The model and training is defined in conv.yaml file. Here we load it and set some of it's hypyer-parameters.
In [1]:
train = open('conv.yaml', 'r').read()
train_params = {'train_stop': 50000,
'valid_stop': 60000,
'test_stop': 10000,
'batch_size': 100,
'output_channels_h2': 64,
'output_channels_h3': 64,
'max_epochs': 500,
'save_path': '.'}
train = train % (train_params)
print train
Now, we use pylearn2's yaml_parse.load to construct the Train object, and run its main loop. The same thing could be accomplished by running pylearn2's train.py script on a file containing the yaml string.
Execute the next cell to train the model. This will take several minutes and possible as much as a few hours depending on how fast your computer is.
In [2]:
from pylearn2.config import yaml_parse
train = yaml_parse.load(train)
train.main_loop()
Compiling the theano functions used to run the network will take a long time for this example. This is because the number of theano variables and ops used to specify the computation is relatively large. There is no single theano op for doing max pooling with overlapping pooling windows, so pylearn2 builds a large expression graph using indexing operations to accomplish the max pooling.

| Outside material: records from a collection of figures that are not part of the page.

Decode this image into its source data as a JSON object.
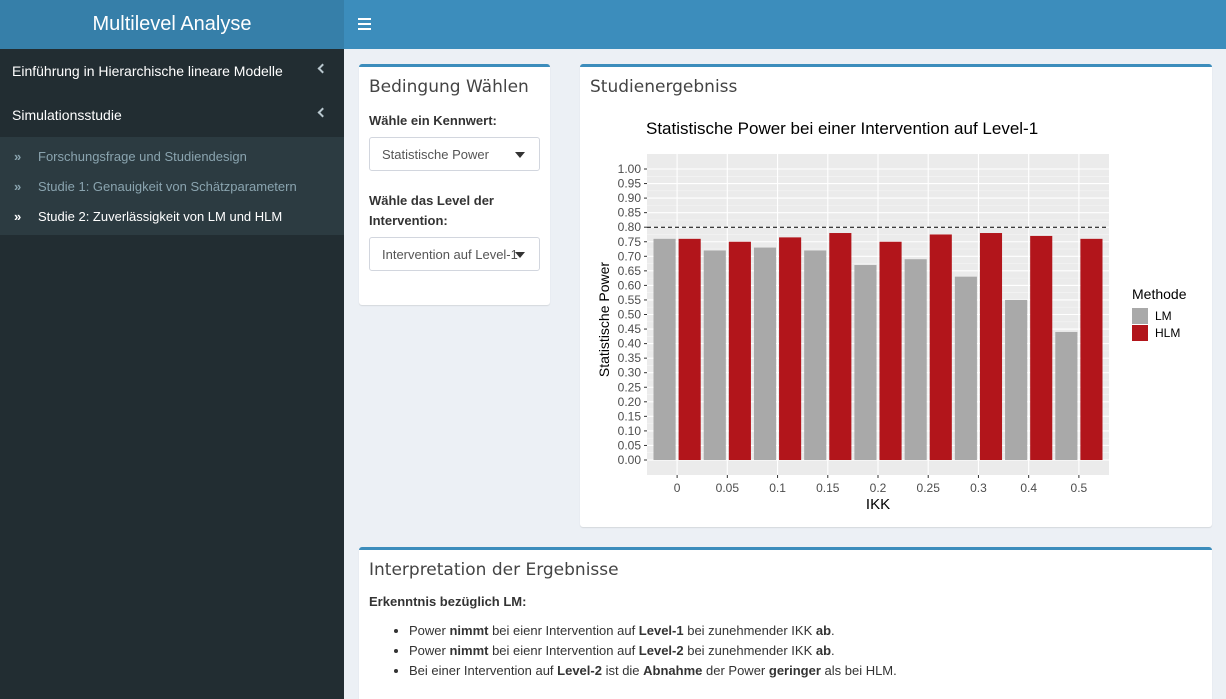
{
  "app": {
    "title": "Multilevel Analyse"
  },
  "sidebar": {
    "items": [
      {
        "label": "Einführung in Hierarchische lineare Modelle"
      },
      {
        "label": "Simulationsstudie"
      }
    ],
    "subitems": [
      {
        "label": "Forschungsfrage und Studiendesign"
      },
      {
        "label": "Studie 1: Genauigkeit von Schätzparametern"
      },
      {
        "label": "Studie 2: Zuverlässigkeit von LM und HLM"
      }
    ]
  },
  "controls": {
    "title": "Bedingung Wählen",
    "kennwert_label": "Wähle ein Kennwert:",
    "kennwert_value": "Statistische Power",
    "level_label": "Wähle das Level der Intervention:",
    "level_value": "Intervention auf Level-1"
  },
  "results": {
    "title": "Studienergebniss"
  },
  "chart_data": {
    "type": "bar",
    "title": "Statistische Power bei einer Intervention auf  Level-1",
    "xlabel": "IKK",
    "ylabel": "Statistische Power",
    "categories": [
      "0",
      "0.05",
      "0.1",
      "0.15",
      "0.2",
      "0.25",
      "0.3",
      "0.4",
      "0.5"
    ],
    "series": [
      {
        "name": "LM",
        "color": "#a9a9a9",
        "values": [
          0.76,
          0.72,
          0.73,
          0.72,
          0.67,
          0.69,
          0.63,
          0.55,
          0.44
        ]
      },
      {
        "name": "HLM",
        "color": "#b2151b",
        "values": [
          0.76,
          0.75,
          0.765,
          0.78,
          0.75,
          0.775,
          0.78,
          0.77,
          0.76
        ]
      }
    ],
    "ylim": [
      0,
      1
    ],
    "yticks": [
      "0.00",
      "0.05",
      "0.10",
      "0.15",
      "0.20",
      "0.25",
      "0.30",
      "0.35",
      "0.40",
      "0.45",
      "0.50",
      "0.55",
      "0.60",
      "0.65",
      "0.70",
      "0.75",
      "0.80",
      "0.85",
      "0.90",
      "0.95",
      "1.00"
    ],
    "reference_line": 0.8,
    "legend_title": "Methode",
    "legend_position": "right",
    "grid": true
  },
  "interpretation": {
    "title": "Interpretation der Ergebnisse",
    "subtitle": "Erkenntnis bezüglich LM:",
    "bullets": [
      [
        "Power ",
        "nimmt",
        " bei eienr Intervention auf ",
        "Level-1",
        " bei zunehmender IKK ",
        "ab",
        "."
      ],
      [
        "Power ",
        "nimmt",
        " bei eienr Intervention auf ",
        "Level-2",
        " bei zunehmender IKK ",
        "ab",
        "."
      ],
      [
        "Bei einer Intervention auf ",
        "Level-2",
        " ist die ",
        "Abnahme",
        " der Power ",
        "geringer",
        " als bei HLM."
      ]
    ]
  }
}
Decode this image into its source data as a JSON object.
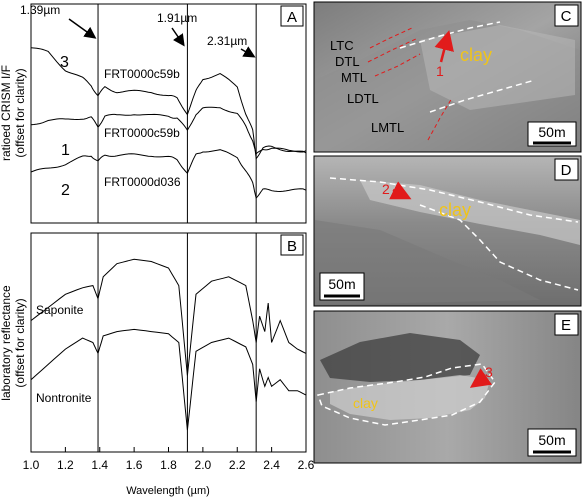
{
  "panels": {
    "A": {
      "label": "A",
      "ylabel_line1": "ratioed CRISM I/F",
      "ylabel_line2": "(offset for clarity)",
      "markers": [
        {
          "wavelength": 1.39,
          "label": "1.39µm"
        },
        {
          "wavelength": 1.91,
          "label": "1.91µm"
        },
        {
          "wavelength": 2.31,
          "label": "2.31µm"
        }
      ],
      "spectra": [
        {
          "number": "3",
          "id": "FRT0000c59b"
        },
        {
          "number": "1",
          "id": "FRT0000c59b"
        },
        {
          "number": "2",
          "id": "FRT0000d036"
        }
      ]
    },
    "B": {
      "label": "B",
      "ylabel_line1": "laboratory reflectance",
      "ylabel_line2": "(offset for clarity)",
      "spectra": [
        {
          "name": "Saponite"
        },
        {
          "name": "Nontronite"
        }
      ]
    },
    "C": {
      "label": "C",
      "units": [
        "LTC",
        "DTL",
        "MTL",
        "LDTL",
        "LMTL"
      ],
      "annotation_number": "1",
      "annotation_text": "clay",
      "scale": "50m"
    },
    "D": {
      "label": "D",
      "annotation_number": "2",
      "annotation_text": "clay",
      "scale": "50m"
    },
    "E": {
      "label": "E",
      "annotation_number": "3",
      "annotation_text": "clay",
      "scale": "50m"
    }
  },
  "chart_data": [
    {
      "type": "line",
      "panel": "A",
      "xlim": [
        1.0,
        2.6
      ],
      "x": [
        1.0,
        1.1,
        1.2,
        1.3,
        1.35,
        1.39,
        1.43,
        1.5,
        1.6,
        1.7,
        1.8,
        1.85,
        1.91,
        1.96,
        2.0,
        2.1,
        2.2,
        2.25,
        2.29,
        2.31,
        2.35,
        2.4,
        2.5,
        2.6
      ],
      "series": [
        {
          "name": "3",
          "values": [
            0.8,
            0.78,
            0.7,
            0.66,
            0.63,
            0.58,
            0.62,
            0.6,
            0.6,
            0.6,
            0.58,
            0.57,
            0.5,
            0.6,
            0.66,
            0.68,
            0.62,
            0.5,
            0.42,
            0.3,
            0.34,
            0.35,
            0.33,
            0.32
          ]
        },
        {
          "name": "1",
          "values": [
            0.45,
            0.47,
            0.47,
            0.48,
            0.48,
            0.44,
            0.49,
            0.49,
            0.5,
            0.49,
            0.49,
            0.48,
            0.42,
            0.5,
            0.52,
            0.53,
            0.5,
            0.44,
            0.38,
            0.31,
            0.34,
            0.34,
            0.33,
            0.33
          ]
        },
        {
          "name": "2",
          "values": [
            0.23,
            0.25,
            0.27,
            0.3,
            0.31,
            0.28,
            0.31,
            0.31,
            0.31,
            0.31,
            0.3,
            0.29,
            0.23,
            0.31,
            0.33,
            0.33,
            0.3,
            0.24,
            0.18,
            0.12,
            0.15,
            0.15,
            0.15,
            0.15
          ]
        }
      ]
    },
    {
      "type": "line",
      "panel": "B",
      "xlim": [
        1.0,
        2.6
      ],
      "xlabel": "Wavelength (µm)",
      "xticks": [
        "1.0",
        "1.2",
        "1.4",
        "1.6",
        "1.8",
        "2.0",
        "2.2",
        "2.4",
        "2.6"
      ],
      "x": [
        1.0,
        1.1,
        1.2,
        1.3,
        1.36,
        1.39,
        1.42,
        1.5,
        1.6,
        1.7,
        1.8,
        1.86,
        1.91,
        1.96,
        2.05,
        2.15,
        2.25,
        2.29,
        2.31,
        2.33,
        2.36,
        2.38,
        2.4,
        2.45,
        2.5,
        2.55,
        2.6
      ],
      "series": [
        {
          "name": "Saponite",
          "values": [
            0.6,
            0.66,
            0.72,
            0.75,
            0.76,
            0.7,
            0.8,
            0.86,
            0.88,
            0.87,
            0.84,
            0.76,
            0.35,
            0.72,
            0.78,
            0.8,
            0.76,
            0.6,
            0.5,
            0.62,
            0.55,
            0.68,
            0.5,
            0.6,
            0.5,
            0.47,
            0.45
          ]
        },
        {
          "name": "Nontronite",
          "values": [
            0.33,
            0.4,
            0.47,
            0.52,
            0.5,
            0.45,
            0.53,
            0.55,
            0.56,
            0.55,
            0.54,
            0.5,
            0.1,
            0.46,
            0.5,
            0.52,
            0.48,
            0.4,
            0.23,
            0.38,
            0.3,
            0.34,
            0.3,
            0.33,
            0.28,
            0.28,
            0.26
          ]
        }
      ]
    }
  ]
}
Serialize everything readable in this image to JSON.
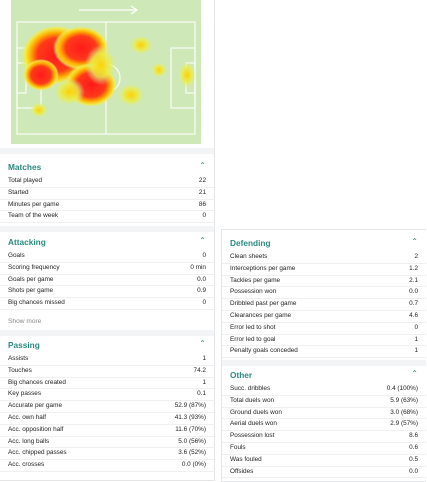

After the model is trained, we can use the print_monitor script to print the last monitoring entry of a saved model. By running it on "convolutional_network_best.pkl", we can see the performance of the model at the point where it did the best on the validation set.
In [ ]:
!print_monitor.py convolutional_network_best.pkl | grep test_y_misclass
The test set error has dropped to 0.74%! This is a big improvement over the standard MLP.
We can also look at the convolution kernels learned by the first layer, to see that the network is looking for shifted versions of small pieces of penstrokes.
In [ ]:
!show_weights.py convolutional_network_best.pkl
You can find more information on convolutional networks from the following sources:
LISA lab's Deep Learning Tutorials: Convolutional Neural Networks (LeNet)
This is by no means a complete list.